北イラクのアルビルは、とても暑い。不思議なことに、シリアやヨルダンよりは北に位置するのに、比べものにならないくらい暑い。50度を越えているだろう。歩いているだけで息が上がるのだ。

アルビルは、イラクでは一番近代化が進んでいるが、それでも辺境の地という感が否めないのは、遠くに聳え立つ山々とぎらぎらと照りつける太陽のせいか。もっとも太陽はどこでもぎらぎらと照りつけるものなのだが、50度をこえる空気は、太陽の水素爆発により発せられる熱線であり、何億光年もかけて地球に到着して、皮膚を焦がしていく。という非科学的な表現をすれば、いかに辺境かがわかるだろう。

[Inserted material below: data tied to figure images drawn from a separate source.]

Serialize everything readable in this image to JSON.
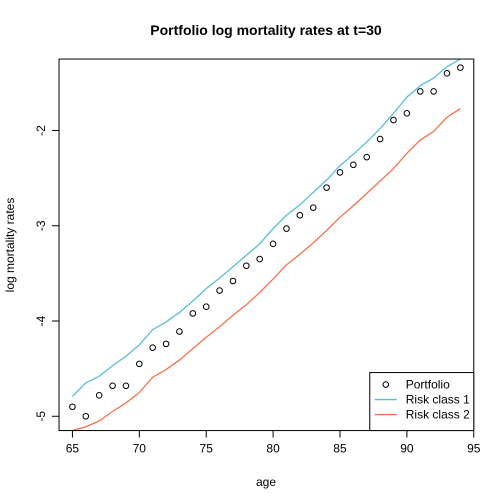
{
  "chart_data": {
    "type": "line",
    "title": "Portfolio log mortality rates at t=30",
    "xlabel": "age",
    "ylabel": "log mortality rates",
    "xlim": [
      64.0,
      95.0
    ],
    "ylim": [
      -5.15,
      -1.25
    ],
    "xticks": [
      65,
      70,
      75,
      80,
      85,
      90,
      95
    ],
    "yticks": [
      -5,
      -4,
      -3,
      -2
    ],
    "legend_position": "bottom-right",
    "grid": false,
    "x": [
      65,
      66,
      67,
      68,
      69,
      70,
      71,
      72,
      73,
      74,
      75,
      76,
      77,
      78,
      79,
      80,
      81,
      82,
      83,
      84,
      85,
      86,
      87,
      88,
      89,
      90,
      91,
      92,
      93,
      94
    ],
    "series": [
      {
        "name": "Portfolio",
        "style": "points",
        "color": "#000000",
        "values": [
          -4.9,
          -5.0,
          -4.78,
          -4.68,
          -4.68,
          -4.45,
          -4.28,
          -4.24,
          -4.11,
          -3.92,
          -3.85,
          -3.68,
          -3.58,
          -3.42,
          -3.35,
          -3.19,
          -3.03,
          -2.89,
          -2.81,
          -2.6,
          -2.44,
          -2.36,
          -2.28,
          -2.09,
          -1.89,
          -1.82,
          -1.59,
          -1.59,
          -1.4,
          -1.34
        ]
      },
      {
        "name": "Risk class 1",
        "style": "line",
        "color": "#5bbcd6",
        "values": [
          -4.79,
          -4.65,
          -4.58,
          -4.47,
          -4.37,
          -4.25,
          -4.09,
          -4.01,
          -3.91,
          -3.79,
          -3.66,
          -3.55,
          -3.43,
          -3.31,
          -3.19,
          -3.03,
          -2.89,
          -2.78,
          -2.65,
          -2.52,
          -2.37,
          -2.25,
          -2.12,
          -1.98,
          -1.82,
          -1.65,
          -1.53,
          -1.45,
          -1.33,
          -1.25
        ]
      },
      {
        "name": "Risk class 2",
        "style": "line",
        "color": "#f4714f",
        "values": [
          -5.15,
          -5.11,
          -5.05,
          -4.95,
          -4.86,
          -4.75,
          -4.59,
          -4.51,
          -4.41,
          -4.29,
          -4.17,
          -4.06,
          -3.94,
          -3.83,
          -3.7,
          -3.56,
          -3.41,
          -3.3,
          -3.18,
          -3.05,
          -2.91,
          -2.79,
          -2.66,
          -2.53,
          -2.4,
          -2.24,
          -2.1,
          -2.01,
          -1.86,
          -1.77
        ]
      }
    ]
  }
}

そんなくそ暑い辺境で一人黙々とではなく、気勢を上げて働いている日本女性がいる。私と同じ年齢なのだが、アフリカで鍛えたせいか、基礎体力が違うのだ。しかし、住宅環境が悪く、近く引越すというので、様子を見に行く。確かに、アパートの階段の要り口には、生ゴミが回収されず悪臭を発し、ハエがたかっている。何よりも停電が多く、冷房が効かないし、水が出ないという。

仕事の話になると、ついつい力が入ってしまう。議論が盛り上がると息が荒くなる。口角泡を飛ばすという言葉があるが、そんな感じで、僕たちはお互いの不満をぶつけていた。
「ともかく、311後、日本は変になってしまったんだ!」
その時、急に話が途絶えた。
「あ、ハエを飲み込んだ」と彼女。
確かに、ハエは、水分を求めて唇の周りをうろうろ飛んでいるが、つい口の中に入ってしまう事がよくある。
「どうしようって、ぺって出したら?」
僕は、目の前をハエが飛んでいることに気がつかなかったので、彼女の口からペッとハエが飛び出してくるまでは、信じられなかった。
「今、この辺で動いている」彼女はのど仏のあたりを指差した。
「あ、落ちた。。。〈胃の中に〉」
Sさんは、議論を吹っかけた私の方をにらんで、「どうしてくれるの!」といわんばかりだ。それでも僕は、ハエを一息で飲み込んでしまうなんて信じがたかった。
「うーん、胃液で死んじゃうから大丈夫じゃないかなあ」といい加減な返事をしたが、その夜、彼女は強烈な腹痛にのたうちまわったそうだ。